Bill Daily also had a prior connection to Newhart before he was cast as his apartment-crashing neighbour, airline co-pilot Howard Borden. Daily, of course, already was an established TV presence through his five seasons on “I Dream of Jeannie.” He had known Newhart a decade earlier when both were working in television in Chicago.

“Nicest guy ever,” says Daily, echoing seemingly everyone’s assessment of Newhart.  

I dug into the vault and found my 2014 conversation with Daily, who goes into great detail about what it was like working on The Bob Newhart Show. Starting Monday, it can be listened to at brioux.tv: the podcast. Daily, who died in 2018, was a hoot.

Zoomer magazine also asked me to salute Newhart at their on-line, “Everything Zoomer,” digital edition. You can ready that story, with more from Daily and Boner, here.

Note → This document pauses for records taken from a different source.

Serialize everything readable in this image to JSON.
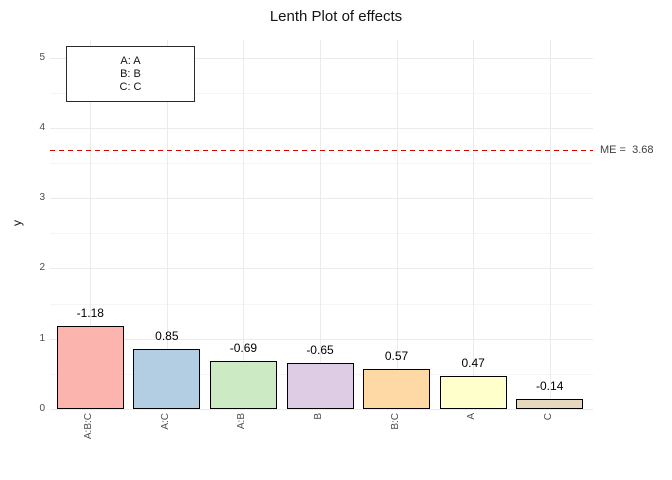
{
  "title": "Lenth Plot of effects",
  "legend": {
    "lines": [
      "A: A",
      "B: B",
      "C: C"
    ]
  },
  "chart_data": {
    "type": "bar",
    "title": "Lenth Plot of effects",
    "xlabel": "",
    "ylabel": "y",
    "categories": [
      "A:B:C",
      "A:C",
      "A:B",
      "B",
      "B:C",
      "A",
      "C"
    ],
    "values": [
      -1.18,
      0.85,
      -0.69,
      -0.65,
      0.57,
      0.47,
      -0.14
    ],
    "bar_labels": [
      "-1.18",
      "0.85",
      "-0.69",
      "-0.65",
      "0.57",
      "0.47",
      "-0.14"
    ],
    "bar_heights_are_absolute_values": true,
    "bar_colors": [
      "#FBB4AE",
      "#B3CDE3",
      "#CCEBC5",
      "#DECBE4",
      "#FED9A6",
      "#FFFFCC",
      "#E5D8BD"
    ],
    "bar_border_color": "#000000",
    "ylim": [
      0,
      5.25
    ],
    "yticks": [
      "0",
      "1",
      "2",
      "3",
      "4",
      "5"
    ],
    "yticks_minor": [
      0.5,
      1.5,
      2.5,
      3.5,
      4.5
    ],
    "grid": true,
    "grid_color_major": "#EBEBEB",
    "grid_color_minor": "#F5F5F5",
    "legend_position": "top-left inside panel",
    "reference_line": {
      "value": 3.68,
      "label": "ME =  3.68",
      "style": "dashed",
      "color": "#E10000"
    }
  }
}
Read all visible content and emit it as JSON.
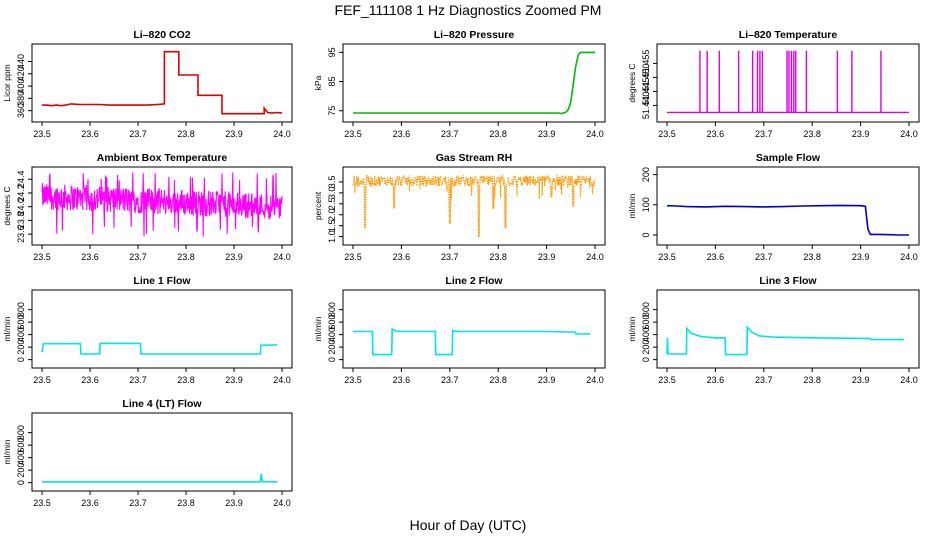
{
  "page": {
    "title": "FEF_111108  1 Hz Diagnostics Zoomed PM",
    "xlabel": "Hour of Day (UTC)"
  },
  "chart_data": [
    {
      "type": "line",
      "title": "Li–820 CO2",
      "ylabel": "Licor ppm",
      "xlim": [
        23.5,
        24.0
      ],
      "ylim": [
        348,
        462
      ],
      "xticks": [
        "23.5",
        "23.6",
        "23.7",
        "23.8",
        "23.9",
        "24.0"
      ],
      "yticks": [
        "360",
        "380",
        "400",
        "420",
        "440"
      ],
      "color": "#dd0000",
      "series": [
        {
          "x": [
            23.5,
            23.51,
            23.52,
            23.53,
            23.54,
            23.55,
            23.555,
            23.56,
            23.58,
            23.6,
            23.62,
            23.64,
            23.66,
            23.68,
            23.7,
            23.72,
            23.74,
            23.755,
            23.755,
            23.77,
            23.78,
            23.785,
            23.785,
            23.8,
            23.82,
            23.825,
            23.825,
            23.84,
            23.86,
            23.87,
            23.875,
            23.875,
            23.9,
            23.92,
            23.94,
            23.96,
            23.963,
            23.963,
            23.97,
            23.98,
            23.99,
            24.0
          ],
          "y": [
            369,
            369,
            368,
            369,
            368,
            369,
            370,
            371,
            370,
            370,
            370,
            369,
            369,
            369,
            369,
            369,
            370,
            371,
            456,
            456,
            456,
            456,
            418,
            418,
            418,
            418,
            385,
            385,
            385,
            385,
            385,
            355,
            355,
            355,
            355,
            355,
            355,
            364,
            357,
            356,
            357,
            356
          ]
        }
      ]
    },
    {
      "type": "line",
      "title": "Li–820 Pressure",
      "ylabel": "kPa",
      "xlim": [
        23.5,
        24.0
      ],
      "ylim": [
        72.5,
        96.5
      ],
      "xticks": [
        "23.5",
        "23.6",
        "23.7",
        "23.8",
        "23.9",
        "24.0"
      ],
      "yticks": [
        "75",
        "85",
        "95"
      ],
      "color": "#00bb00",
      "series": [
        {
          "x": [
            23.5,
            23.6,
            23.7,
            23.8,
            23.9,
            23.925,
            23.93,
            23.94,
            23.945,
            23.95,
            23.955,
            23.96,
            23.965,
            23.97,
            23.98,
            24.0
          ],
          "y": [
            74.2,
            74.2,
            74.2,
            74.2,
            74.2,
            74.2,
            74.0,
            74.5,
            75.5,
            78,
            84,
            90,
            94,
            95,
            95,
            95
          ]
        }
      ]
    },
    {
      "type": "line",
      "title": "Li–820 Temperature",
      "ylabel": "degrees C",
      "xlim": [
        23.5,
        24.0
      ],
      "ylim": [
        51.4355,
        51.4605
      ],
      "xticks": [
        "23.5",
        "23.6",
        "23.7",
        "23.8",
        "23.9",
        "24.0"
      ],
      "yticks": [
        "51.440",
        "51.445",
        "51.450",
        "51.455"
      ],
      "color": "#dd00dd",
      "baseline": 51.4375,
      "spikes": [
        23.568,
        23.583,
        23.608,
        23.648,
        23.677,
        23.687,
        23.692,
        23.697,
        23.748,
        23.752,
        23.757,
        23.762,
        23.766,
        23.788,
        23.852,
        23.882,
        23.942
      ],
      "spike_value": 51.4595
    },
    {
      "type": "line",
      "title": "Ambient Box Temperature",
      "ylabel": "degrees C",
      "xlim": [
        23.5,
        24.0
      ],
      "ylim": [
        23.5,
        24.52
      ],
      "xticks": [
        "23.5",
        "23.6",
        "23.7",
        "23.8",
        "23.9",
        "24.0"
      ],
      "yticks": [
        "23.6",
        "23.8",
        "24.0",
        "24.2",
        "24.4"
      ],
      "color": "#ff00ff",
      "band": {
        "center_start": 24.15,
        "center_end": 24.0,
        "halfwidth": 0.12,
        "spikes_low": 23.56,
        "spikes_high": 24.5
      }
    },
    {
      "type": "line",
      "title": "Gas Stream RH",
      "ylabel": "percent",
      "xlim": [
        23.5,
        24.0
      ],
      "ylim": [
        0.8,
        4.0
      ],
      "xticks": [
        "23.5",
        "23.6",
        "23.7",
        "23.8",
        "23.9",
        "24.0"
      ],
      "yticks": [
        "1.0",
        "1.5",
        "2.0",
        "2.5",
        "3.0",
        "3.5"
      ],
      "color": "#ff9900",
      "band": {
        "low": 3.3,
        "high": 3.8
      },
      "dips": [
        {
          "x": 23.525,
          "y": 1.4
        },
        {
          "x": 23.585,
          "y": 2.3
        },
        {
          "x": 23.7,
          "y": 1.6
        },
        {
          "x": 23.76,
          "y": 1.0
        },
        {
          "x": 23.79,
          "y": 2.3
        },
        {
          "x": 23.815,
          "y": 1.4
        },
        {
          "x": 23.91,
          "y": 2.8
        },
        {
          "x": 23.955,
          "y": 2.4
        }
      ]
    },
    {
      "type": "line",
      "title": "Sample Flow",
      "ylabel": "ml/min",
      "xlim": [
        23.5,
        24.0
      ],
      "ylim": [
        -20,
        212
      ],
      "xticks": [
        "23.5",
        "23.6",
        "23.7",
        "23.8",
        "23.9",
        "24.0"
      ],
      "yticks": [
        "0",
        "100",
        "200"
      ],
      "color": "#0000cc",
      "series": [
        {
          "x": [
            23.5,
            23.52,
            23.54,
            23.58,
            23.62,
            23.66,
            23.7,
            23.74,
            23.78,
            23.82,
            23.86,
            23.9,
            23.91,
            23.915,
            23.92,
            23.94,
            23.96,
            23.98,
            24.0
          ],
          "y": [
            97,
            96,
            94,
            93,
            95,
            94,
            93,
            94,
            96,
            97,
            98,
            97,
            95,
            20,
            2,
            2,
            1,
            0,
            0
          ]
        }
      ]
    },
    {
      "type": "line",
      "title": "Line 1 Flow",
      "ylabel": "ml/min",
      "xlim": [
        23.5,
        24.0
      ],
      "ylim": [
        -70,
        1050
      ],
      "xticks": [
        "23.5",
        "23.6",
        "23.7",
        "23.8",
        "23.9",
        "24.0"
      ],
      "yticks": [
        "0",
        "200",
        "400",
        "600",
        "800"
      ],
      "color": "#00e5e5",
      "series": [
        {
          "x": [
            23.5,
            23.503,
            23.58,
            23.581,
            23.62,
            23.621,
            23.705,
            23.706,
            23.76,
            23.8,
            23.9,
            23.955,
            23.956,
            23.99
          ],
          "y": [
            120,
            255,
            255,
            90,
            90,
            260,
            260,
            90,
            90,
            90,
            90,
            90,
            230,
            235
          ]
        }
      ]
    },
    {
      "type": "line",
      "title": "Line 2 Flow",
      "ylabel": "ml/min",
      "xlim": [
        23.5,
        24.0
      ],
      "ylim": [
        -70,
        1050
      ],
      "xticks": [
        "23.5",
        "23.6",
        "23.7",
        "23.8",
        "23.9",
        "24.0"
      ],
      "yticks": [
        "0",
        "200",
        "400",
        "600",
        "800"
      ],
      "color": "#00e5e5",
      "series": [
        {
          "x": [
            23.5,
            23.54,
            23.541,
            23.58,
            23.581,
            23.59,
            23.67,
            23.671,
            23.705,
            23.706,
            23.72,
            23.8,
            23.9,
            23.96,
            23.961,
            23.99
          ],
          "y": [
            450,
            450,
            80,
            80,
            490,
            450,
            450,
            80,
            80,
            460,
            450,
            450,
            450,
            440,
            410,
            410
          ]
        }
      ]
    },
    {
      "type": "line",
      "title": "Line 3 Flow",
      "ylabel": "ml/min",
      "xlim": [
        23.5,
        24.0
      ],
      "ylim": [
        -70,
        1050
      ],
      "xticks": [
        "23.5",
        "23.6",
        "23.7",
        "23.8",
        "23.9",
        "24.0"
      ],
      "yticks": [
        "0",
        "200",
        "400",
        "600",
        "800"
      ],
      "color": "#00e5e5",
      "series": [
        {
          "x": [
            23.5,
            23.501,
            23.502,
            23.54,
            23.541,
            23.55,
            23.57,
            23.6,
            23.62,
            23.621,
            23.665,
            23.666,
            23.675,
            23.69,
            23.72,
            23.8,
            23.9,
            23.92,
            23.921,
            23.99
          ],
          "y": [
            90,
            350,
            90,
            90,
            500,
            420,
            370,
            350,
            350,
            80,
            80,
            520,
            440,
            380,
            360,
            350,
            340,
            340,
            320,
            320
          ]
        }
      ]
    },
    {
      "type": "line",
      "title": "Line 4 (LT) Flow",
      "ylabel": "ml/min",
      "xlim": [
        23.5,
        24.0
      ],
      "ylim": [
        -70,
        1050
      ],
      "xticks": [
        "23.5",
        "23.6",
        "23.7",
        "23.8",
        "23.9",
        "24.0"
      ],
      "yticks": [
        "0",
        "200",
        "400",
        "600",
        "800"
      ],
      "color": "#00e5e5",
      "series": [
        {
          "x": [
            23.5,
            23.6,
            23.7,
            23.8,
            23.9,
            23.955,
            23.957,
            23.958,
            23.96,
            23.99
          ],
          "y": [
            12,
            12,
            12,
            12,
            12,
            12,
            140,
            60,
            15,
            12
          ]
        }
      ]
    }
  ]
}
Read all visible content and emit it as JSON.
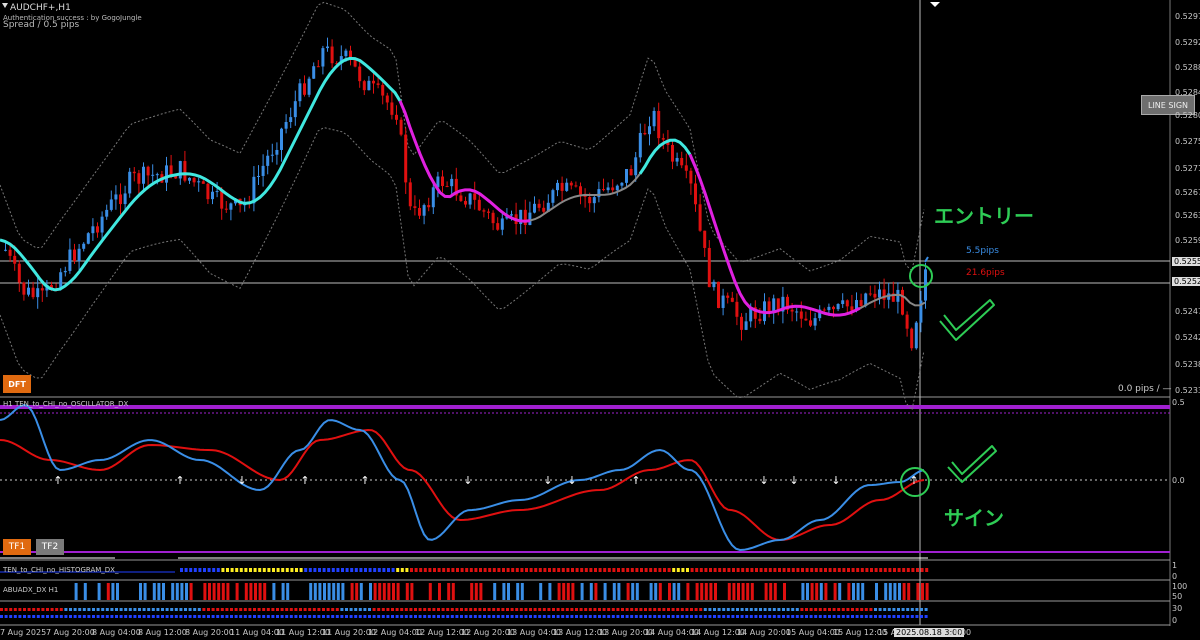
{
  "header": {
    "symbol": "AUDCHF+,H1",
    "auth": "Authentication success : by GogoJungle",
    "spread": "Spread / 0.5 pips"
  },
  "buttons": {
    "line_sign": "LINE SIGN",
    "tf1": "TF1",
    "tf2": "TF2",
    "dft": "DFT"
  },
  "price_axis": [
    "0.52975",
    "0.52920",
    "0.52880",
    "0.52840",
    "0.52800",
    "0.52755",
    "0.52710",
    "0.52670",
    "0.52630",
    "0.52590",
    "0.52556",
    "0.52520",
    "0.52470",
    "0.52425",
    "0.52380",
    "0.52335"
  ],
  "info": {
    "pips_top": "5.5pips",
    "pips_bottom": "21.6pips",
    "pips_zero": "0.0 pips / —"
  },
  "indicators": {
    "osc_title": "H1 TEN_to_CHI_no_OSCILLATOR_DX",
    "hist_title": "TEN_to_CHI_no_HISTOGRAM_DX_",
    "abu_title": "ABUADX_DX H1",
    "osc_top": "0.5",
    "osc_mid": "0.0",
    "hist_ticks": [
      "1",
      "0"
    ],
    "abu_ticks": [
      "100",
      "50"
    ],
    "bottom_ticks": [
      "30",
      "0"
    ]
  },
  "time_axis": [
    "7 Aug 2025",
    "7 Aug 20:00",
    "8 Aug 04:00",
    "8 Aug 12:00",
    "8 Aug 20:00",
    "11 Aug 04:00",
    "11 Aug 12:00",
    "11 Aug 20:00",
    "12 Aug 04:00",
    "12 Aug 12:00",
    "12 Aug 20:00",
    "13 Aug 04:00",
    "13 Aug 12:00",
    "13 Aug 20:00",
    "14 Aug 04:00",
    "14 Aug 12:00",
    "14 Aug 20:00",
    "15 Aug 04:00",
    "15 Aug 12:00",
    "15 A",
    "2025.08.18 3:00",
    "04:00"
  ],
  "annotations": {
    "entry": "エントリー",
    "sign": "サイン"
  },
  "colors": {
    "bull": "#3a8ee6",
    "bear": "#e01010",
    "ma_cyan": "#40e8e0",
    "ma_magenta": "#e020e0",
    "osc_blue": "#3a8ee6",
    "osc_red": "#e01010",
    "annotation_green": "#2ecc55",
    "separator_purple": "#a020d0"
  }
}
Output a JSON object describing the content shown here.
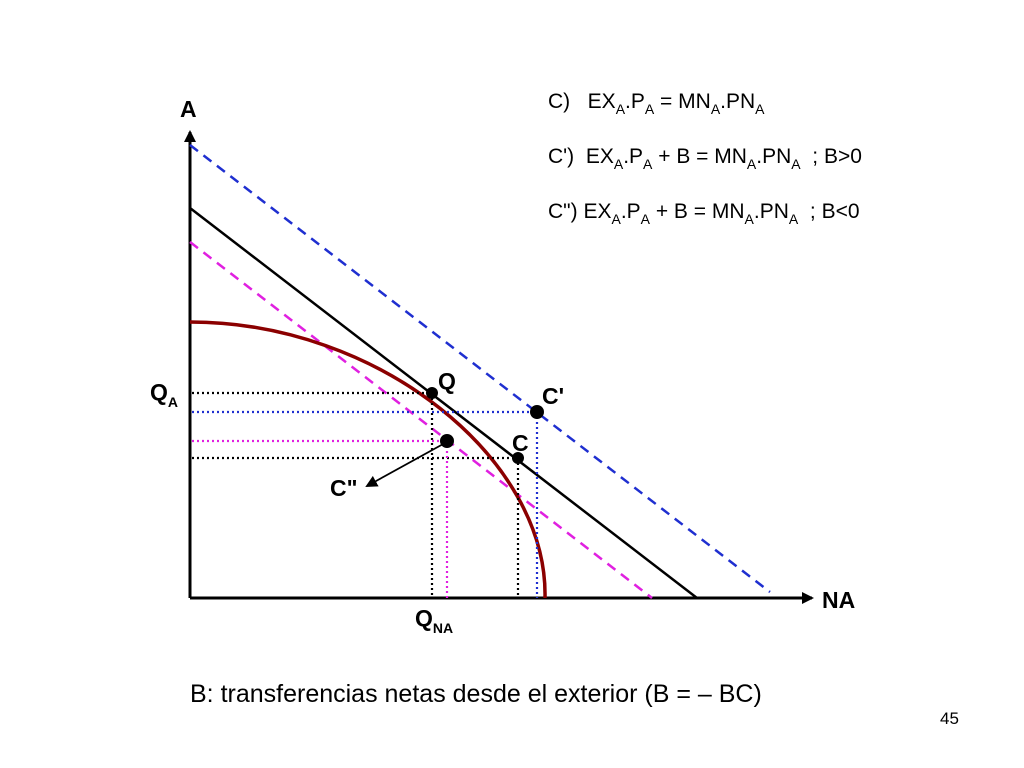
{
  "axes": {
    "y_label": "A",
    "x_label": "NA",
    "y_tick": {
      "main": "Q",
      "sub": "A"
    },
    "x_tick": {
      "main": "Q",
      "sub": "NA"
    }
  },
  "points": {
    "q": "Q",
    "c": "C",
    "c_prime": "C'",
    "c_double": "C\""
  },
  "equations": [
    {
      "prefix": "C)   ",
      "text": "EX_A.P_A = MN_A.PN_A",
      "suffix": ""
    },
    {
      "prefix": "C')  ",
      "text": "EX_A.P_A + B = MN_A.PN_A",
      "suffix": "  ; B>0"
    },
    {
      "prefix": "C\") ",
      "text": "EX_A.P_A + B = MN_A.PN_A",
      "suffix": "  ; B<0"
    }
  ],
  "eq_parts": {
    "ex": "EX",
    "p": ".P",
    "eq": " = MN",
    "eqB": " + B = MN",
    "pn": ".PN",
    "sub": "A"
  },
  "footer": "B: transferencias netas desde el exterior (B = – BC)",
  "page_number": "45",
  "colors": {
    "ppf": "#8b0000",
    "budget_c": "#000000",
    "budget_c_prime": "#1f2fd0",
    "budget_c_double": "#e020e0",
    "guide_black": "#000000",
    "guide_blue": "#1f2fd0",
    "guide_magenta": "#e020e0"
  }
}
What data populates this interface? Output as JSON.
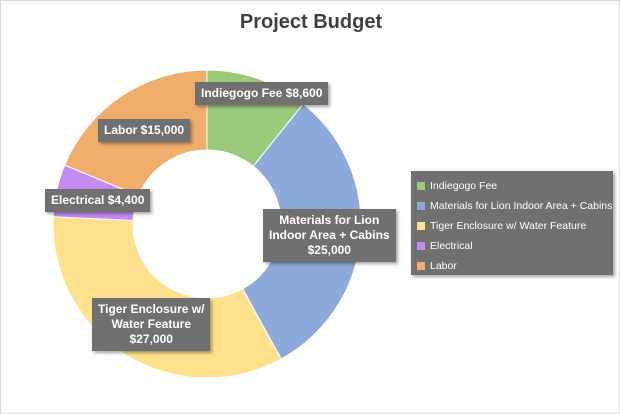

You can see Newhart’s approach and influence on everything from Seinfeld to even Curb Your Enthusiasm. He was also a terrific guest — and guest host — on The Tonight Show starring Johnny Carson.

He was also a pretty good sport about his own mortality — like the time Conan O’Brien put him in a three-hour coffin in a race to finally bring an Emmy broadcast in on time.

Newhart saw how absurd everyday life was and helped us all laugh at ourselves.